The Heroquest RPG on the other hand was deliberately trying to be it’s own thing. It was absolutely nothing to do with the Heroquest board game being part of the Runequest RPG setting, so its branding was such that it was congruous with the parent product. The two products’ use of trademark are not comparable
November 30, 2021 at 10:56 pm #1699099@angelicdespot we have basically written off the Gamezone crowdfunder as a loss and they haven’t said anything to convince me otherwise. Their comms was so bad for so long that it would probably be impossible for them to change that view now. I agree about the miniatures, the GZ ones looked miles better, my brother has since bought the Hasbro one and the miniatures aren’t great and the styling of them isn’t really consistent across the set either. The new Descent game from FFG beats the Hasbro Heroquest hands down, at least in terms of miniatures
Will GZ deliver? I have to say I am still highly doubtful. If ever there was a company to whom the phrase “couldn’t organise a piss-up in a brewery” applied to, it’s Gamezone. So my approach now is “I will believe it when I see it”
December 1, 2021 at 1:21 pm #1699266@onlyonepinman – I agree. While I’m not enthusiastic about the Hasbro game, I may as well have it rather than nothing, and I can decide what, if anything, to do with it later. And I don’t have the option of exchanging both copies, so I don’t have any choice but to just wait and see what happens.

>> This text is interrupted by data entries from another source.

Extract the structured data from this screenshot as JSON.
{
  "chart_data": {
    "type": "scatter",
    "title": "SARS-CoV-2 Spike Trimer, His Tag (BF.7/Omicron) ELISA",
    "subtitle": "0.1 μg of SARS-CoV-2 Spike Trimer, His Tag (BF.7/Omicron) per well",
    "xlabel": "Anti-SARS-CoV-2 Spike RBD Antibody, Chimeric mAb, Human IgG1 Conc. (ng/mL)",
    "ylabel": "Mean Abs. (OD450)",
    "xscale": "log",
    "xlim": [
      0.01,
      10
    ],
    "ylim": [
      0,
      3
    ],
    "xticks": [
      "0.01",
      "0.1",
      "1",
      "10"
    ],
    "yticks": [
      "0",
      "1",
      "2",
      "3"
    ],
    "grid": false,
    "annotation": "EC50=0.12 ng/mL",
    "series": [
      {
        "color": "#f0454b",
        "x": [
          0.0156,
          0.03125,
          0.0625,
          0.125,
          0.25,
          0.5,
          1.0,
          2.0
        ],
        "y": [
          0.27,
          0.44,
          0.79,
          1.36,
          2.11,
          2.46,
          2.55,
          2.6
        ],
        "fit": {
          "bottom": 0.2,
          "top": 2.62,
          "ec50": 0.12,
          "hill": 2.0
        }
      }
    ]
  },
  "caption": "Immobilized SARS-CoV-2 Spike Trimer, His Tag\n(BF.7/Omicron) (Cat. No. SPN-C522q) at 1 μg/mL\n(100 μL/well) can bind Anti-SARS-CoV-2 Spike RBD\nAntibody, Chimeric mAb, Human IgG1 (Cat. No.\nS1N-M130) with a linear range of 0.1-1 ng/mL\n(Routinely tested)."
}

December 1, 2021 at 3:09 pm #1699288I played the Hasbro game last night and it’s alright. The miniatures aren’t the best in the world but the game itself isn’t too bad. It’s actually surprising how well it holds up seeing as they haven’t really changed the rules from the original all that much.

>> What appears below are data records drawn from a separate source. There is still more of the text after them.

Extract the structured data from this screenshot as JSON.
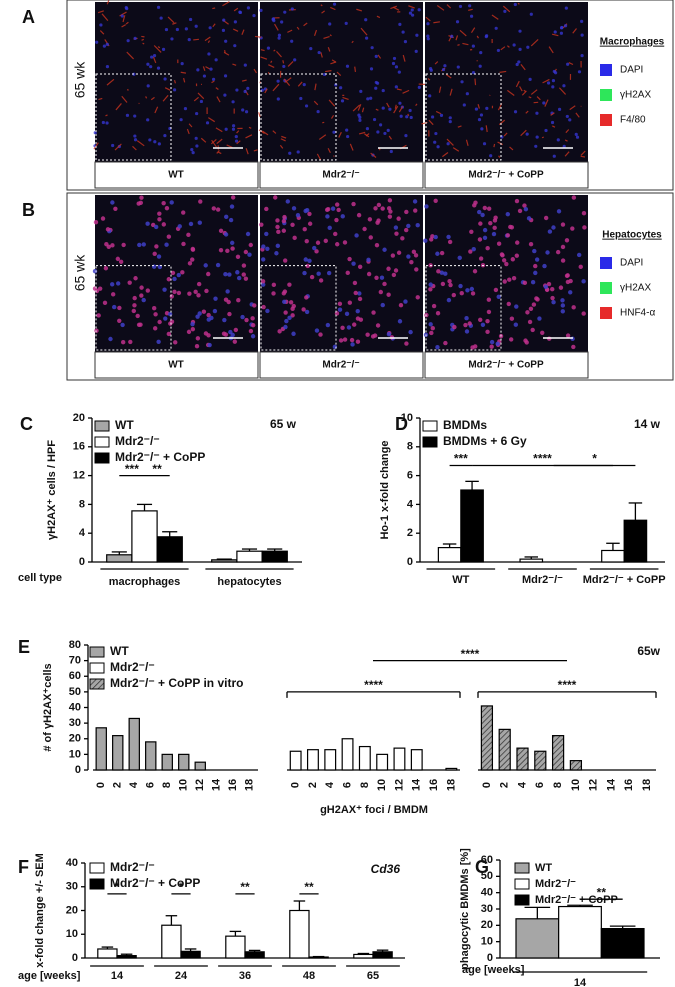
{
  "image_panels": [
    {
      "label": "A",
      "side_label": "65 wk",
      "columns": [
        "WT",
        "Mdr2⁻/⁻",
        "Mdr2⁻/⁻ + CoPP"
      ],
      "legend_title": "Macrophages",
      "legend": [
        {
          "name": "DAPI",
          "color": "#2a2ae8"
        },
        {
          "name": "γH2AX",
          "color": "#2ee65a"
        },
        {
          "name": "F4/80",
          "color": "#e62a2a"
        }
      ]
    },
    {
      "label": "B",
      "side_label": "65 wk",
      "columns": [
        "WT",
        "Mdr2⁻/⁻",
        "Mdr2⁻/⁻ + CoPP"
      ],
      "legend_title": "Hepatocytes",
      "legend": [
        {
          "name": "DAPI",
          "color": "#2a2ae8"
        },
        {
          "name": "γH2AX",
          "color": "#2ee65a"
        },
        {
          "name": "HNF4-α",
          "color": "#e62a2a"
        }
      ]
    }
  ],
  "chart_data": [
    {
      "type": "bar",
      "label": "C",
      "annotation": "65 w",
      "ylabel": "γH2AX⁺ cells / HPF",
      "xlabel": "cell type",
      "categories": [
        "macrophages",
        "hepatocytes"
      ],
      "series": [
        {
          "name": "WT",
          "color": "#a6a6a6",
          "values": [
            1.0,
            0.3
          ],
          "errors": [
            0.4,
            0.1
          ]
        },
        {
          "name": "Mdr2⁻/⁻",
          "color": "#ffffff",
          "values": [
            7.1,
            1.5
          ],
          "errors": [
            0.9,
            0.3
          ]
        },
        {
          "name": "Mdr2⁻/⁻ + CoPP",
          "color": "#000000",
          "values": [
            3.5,
            1.5
          ],
          "errors": [
            0.7,
            0.3
          ]
        }
      ],
      "ylim": [
        0,
        20
      ],
      "yticks": [
        0,
        4,
        8,
        12,
        16,
        20
      ],
      "significance": [
        "***",
        "**"
      ]
    },
    {
      "type": "bar",
      "label": "D",
      "annotation": "14 w",
      "ylabel": "Ho-1 x-fold change",
      "categories": [
        "WT",
        "Mdr2⁻/⁻",
        "Mdr2⁻/⁻ + CoPP"
      ],
      "series": [
        {
          "name": "BMDMs",
          "color": "#ffffff",
          "values": [
            1.0,
            0.2,
            0.8
          ],
          "errors": [
            0.25,
            0.15,
            0.5
          ]
        },
        {
          "name": "BMDMs + 6 Gy",
          "color": "#000000",
          "values": [
            5.0,
            null,
            2.9
          ],
          "errors": [
            0.6,
            null,
            1.2
          ]
        }
      ],
      "ylim": [
        0,
        10
      ],
      "yticks": [
        0,
        2,
        4,
        6,
        8,
        10
      ],
      "significance": [
        "***",
        "****",
        "*"
      ]
    },
    {
      "type": "bar",
      "label": "E",
      "annotation": "65w",
      "ylabel": "# of γH2AX⁺cells",
      "xlabel": "gH2AX⁺ foci / BMDM",
      "categories": [
        0,
        2,
        4,
        6,
        8,
        10,
        12,
        14,
        16,
        18
      ],
      "series": [
        {
          "name": "WT",
          "color": "#a6a6a6",
          "values": [
            27,
            22,
            33,
            18,
            10,
            10,
            5,
            0,
            0,
            0
          ]
        },
        {
          "name": "Mdr2⁻/⁻",
          "color": "#ffffff",
          "values": [
            12,
            13,
            13,
            20,
            15,
            10,
            14,
            13,
            0,
            1
          ]
        },
        {
          "name": "Mdr2⁻/⁻ + CoPP in vitro",
          "color": "#a6a6a6",
          "pattern": "hatched",
          "values": [
            41,
            26,
            14,
            12,
            22,
            6,
            0,
            0,
            0,
            0
          ]
        }
      ],
      "ylim": [
        0,
        80
      ],
      "yticks": [
        0,
        10,
        20,
        30,
        40,
        50,
        60,
        70,
        80
      ],
      "significance": [
        "****",
        "****",
        "****"
      ]
    },
    {
      "type": "bar",
      "label": "F",
      "annotation": "Cd36",
      "ylabel": "x-fold change +/- SEM",
      "xlabel": "age [weeks]",
      "categories": [
        "14",
        "24",
        "36",
        "48",
        "65"
      ],
      "series": [
        {
          "name": "Mdr2⁻/⁻",
          "color": "#ffffff",
          "values": [
            3.8,
            13.8,
            9.2,
            20,
            1.5
          ],
          "errors": [
            0.8,
            4,
            2,
            4,
            0.4
          ]
        },
        {
          "name": "Mdr2⁻/⁻ + CoPP",
          "color": "#000000",
          "values": [
            1.0,
            2.8,
            2.6,
            0.4,
            2.6
          ],
          "errors": [
            0.6,
            1,
            0.6,
            0.2,
            0.7
          ]
        }
      ],
      "ylim": [
        0,
        40
      ],
      "yticks": [
        0,
        10,
        20,
        30,
        40
      ],
      "significance": [
        "*",
        "*",
        "**",
        "**"
      ]
    },
    {
      "type": "bar",
      "label": "G",
      "ylabel": "phagocytic BMDMs [%]",
      "xlabel": "age [weeks]",
      "categories": [
        "14"
      ],
      "series": [
        {
          "name": "WT",
          "color": "#a6a6a6",
          "values": [
            24
          ],
          "errors": [
            7
          ]
        },
        {
          "name": "Mdr2⁻/⁻",
          "color": "#ffffff",
          "values": [
            31.5
          ],
          "errors": [
            0.8
          ]
        },
        {
          "name": "Mdr2⁻/⁻ + CoPP",
          "color": "#000000",
          "values": [
            18
          ],
          "errors": [
            1.5
          ]
        }
      ],
      "ylim": [
        0,
        60
      ],
      "yticks": [
        0,
        10,
        20,
        30,
        40,
        50,
        60
      ],
      "significance": [
        "**"
      ]
    }
  ]
}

December 1, 2021 at 4:33 pm #1699308@onlyonepinman I honestly don’t see how you can think that Gamezone was up front about almost anything.

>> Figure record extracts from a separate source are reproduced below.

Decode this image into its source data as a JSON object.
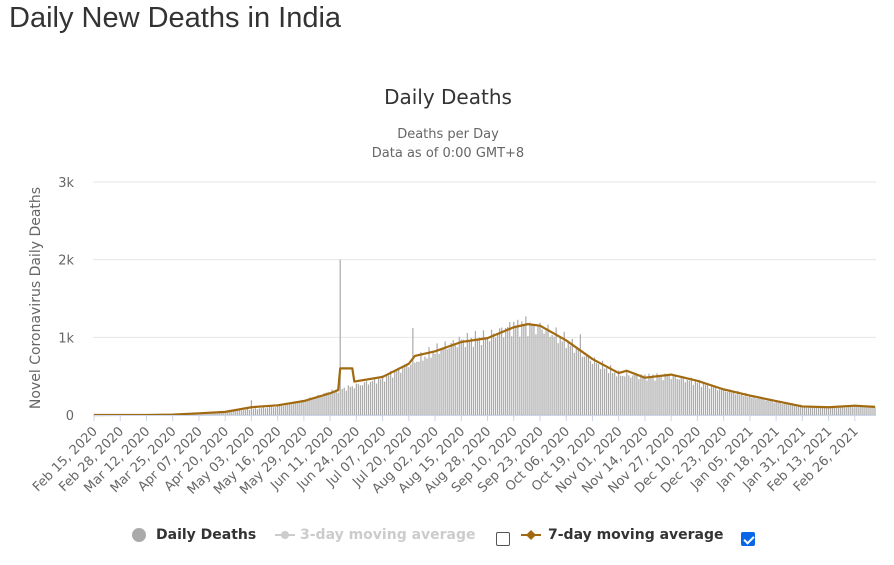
{
  "page": {
    "heading": "Daily New Deaths in India"
  },
  "chart_data": {
    "type": "bar",
    "title": "Daily Deaths",
    "subtitle_lines": [
      "Deaths per Day",
      "Data as of 0:00 GMT+8"
    ],
    "ylabel": "Novel Coronavirus Daily Deaths",
    "ylim": [
      0,
      3000
    ],
    "yticks": [
      0,
      1000,
      2000,
      3000
    ],
    "ytick_labels": [
      "0",
      "1k",
      "2k",
      "3k"
    ],
    "grid": true,
    "x_start": "2020-02-15",
    "x_end": "2021-03-08",
    "xtick_labels": [
      "Feb 15, 2020",
      "Feb 28, 2020",
      "Mar 12, 2020",
      "Mar 25, 2020",
      "Apr 07, 2020",
      "Apr 20, 2020",
      "May 03, 2020",
      "May 16, 2020",
      "May 29, 2020",
      "Jun 11, 2020",
      "Jun 24, 2020",
      "Jul 07, 2020",
      "Jul 20, 2020",
      "Aug 02, 2020",
      "Aug 15, 2020",
      "Aug 28, 2020",
      "Sep 10, 2020",
      "Sep 23, 2020",
      "Oct 06, 2020",
      "Oct 19, 2020",
      "Nov 01, 2020",
      "Nov 14, 2020",
      "Nov 27, 2020",
      "Dec 10, 2020",
      "Dec 23, 2020",
      "Jan 05, 2021",
      "Jan 18, 2021",
      "Jan 31, 2021",
      "Feb 13, 2021",
      "Feb 26, 2021"
    ],
    "series": [
      {
        "name": "Daily Deaths",
        "kind": "bar",
        "color": "#aaaaaa",
        "visible": true,
        "anchors": [
          [
            "2020-02-15",
            0
          ],
          [
            "2020-03-12",
            1
          ],
          [
            "2020-03-25",
            5
          ],
          [
            "2020-04-07",
            20
          ],
          [
            "2020-04-20",
            40
          ],
          [
            "2020-05-03",
            75
          ],
          [
            "2020-05-16",
            110
          ],
          [
            "2020-05-29",
            180
          ],
          [
            "2020-06-11",
            300
          ],
          [
            "2020-06-24",
            380
          ],
          [
            "2020-07-07",
            470
          ],
          [
            "2020-07-20",
            650
          ],
          [
            "2020-08-02",
            820
          ],
          [
            "2020-08-15",
            960
          ],
          [
            "2020-08-28",
            1000
          ],
          [
            "2020-09-10",
            1150
          ],
          [
            "2020-09-23",
            1130
          ],
          [
            "2020-10-06",
            950
          ],
          [
            "2020-10-19",
            700
          ],
          [
            "2020-11-01",
            520
          ],
          [
            "2020-11-14",
            500
          ],
          [
            "2020-11-27",
            500
          ],
          [
            "2020-12-10",
            420
          ],
          [
            "2020-12-23",
            320
          ],
          [
            "2021-01-05",
            240
          ],
          [
            "2021-01-18",
            170
          ],
          [
            "2021-01-31",
            120
          ],
          [
            "2021-02-13",
            100
          ],
          [
            "2021-02-26",
            110
          ],
          [
            "2021-03-08",
            110
          ]
        ],
        "spikes": [
          [
            "2020-05-03",
            190
          ],
          [
            "2020-06-16",
            2000
          ],
          [
            "2020-07-22",
            1120
          ],
          [
            "2020-09-16",
            1270
          ],
          [
            "2020-10-13",
            1040
          ]
        ]
      },
      {
        "name": "3-day moving average",
        "kind": "line",
        "color": "#cccccc",
        "visible": false
      },
      {
        "name": "7-day moving average",
        "kind": "line",
        "color": "#a26a10",
        "visible": true,
        "points": [
          [
            "2020-02-15",
            0
          ],
          [
            "2020-03-12",
            1
          ],
          [
            "2020-03-25",
            5
          ],
          [
            "2020-04-07",
            22
          ],
          [
            "2020-04-20",
            40
          ],
          [
            "2020-05-03",
            100
          ],
          [
            "2020-05-16",
            125
          ],
          [
            "2020-05-29",
            180
          ],
          [
            "2020-06-11",
            280
          ],
          [
            "2020-06-15",
            320
          ],
          [
            "2020-06-16",
            600
          ],
          [
            "2020-06-22",
            600
          ],
          [
            "2020-06-23",
            430
          ],
          [
            "2020-07-07",
            490
          ],
          [
            "2020-07-20",
            660
          ],
          [
            "2020-07-23",
            760
          ],
          [
            "2020-08-02",
            820
          ],
          [
            "2020-08-15",
            940
          ],
          [
            "2020-08-28",
            990
          ],
          [
            "2020-09-10",
            1130
          ],
          [
            "2020-09-17",
            1170
          ],
          [
            "2020-09-23",
            1150
          ],
          [
            "2020-10-06",
            960
          ],
          [
            "2020-10-19",
            720
          ],
          [
            "2020-11-01",
            540
          ],
          [
            "2020-11-05",
            570
          ],
          [
            "2020-11-14",
            480
          ],
          [
            "2020-11-27",
            520
          ],
          [
            "2020-12-10",
            440
          ],
          [
            "2020-12-23",
            330
          ],
          [
            "2021-01-05",
            250
          ],
          [
            "2021-01-18",
            180
          ],
          [
            "2021-01-31",
            110
          ],
          [
            "2021-02-13",
            100
          ],
          [
            "2021-02-26",
            120
          ],
          [
            "2021-03-08",
            105
          ]
        ]
      }
    ],
    "legend_position": "bottom"
  }
}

I agree that people who actually followed them to their final campaign must have known the situation. They had to know in order to have followed them through their previous cancelled campaigns. The last one was also the first campaign where they included a clause that called their game a tribute rather than new edition.
But it took Tabletop Gaming News that announcing that Gamezone only had secured the trademark to use the title in Spain before Gamezone would cop to it.
Copyright laws are expensive to enforce and not very rewarding, so you are right that Hasbro may not have bothered. I think that’s different from saying that Hasbro wouldn’t have had a very strong case if it had come to that.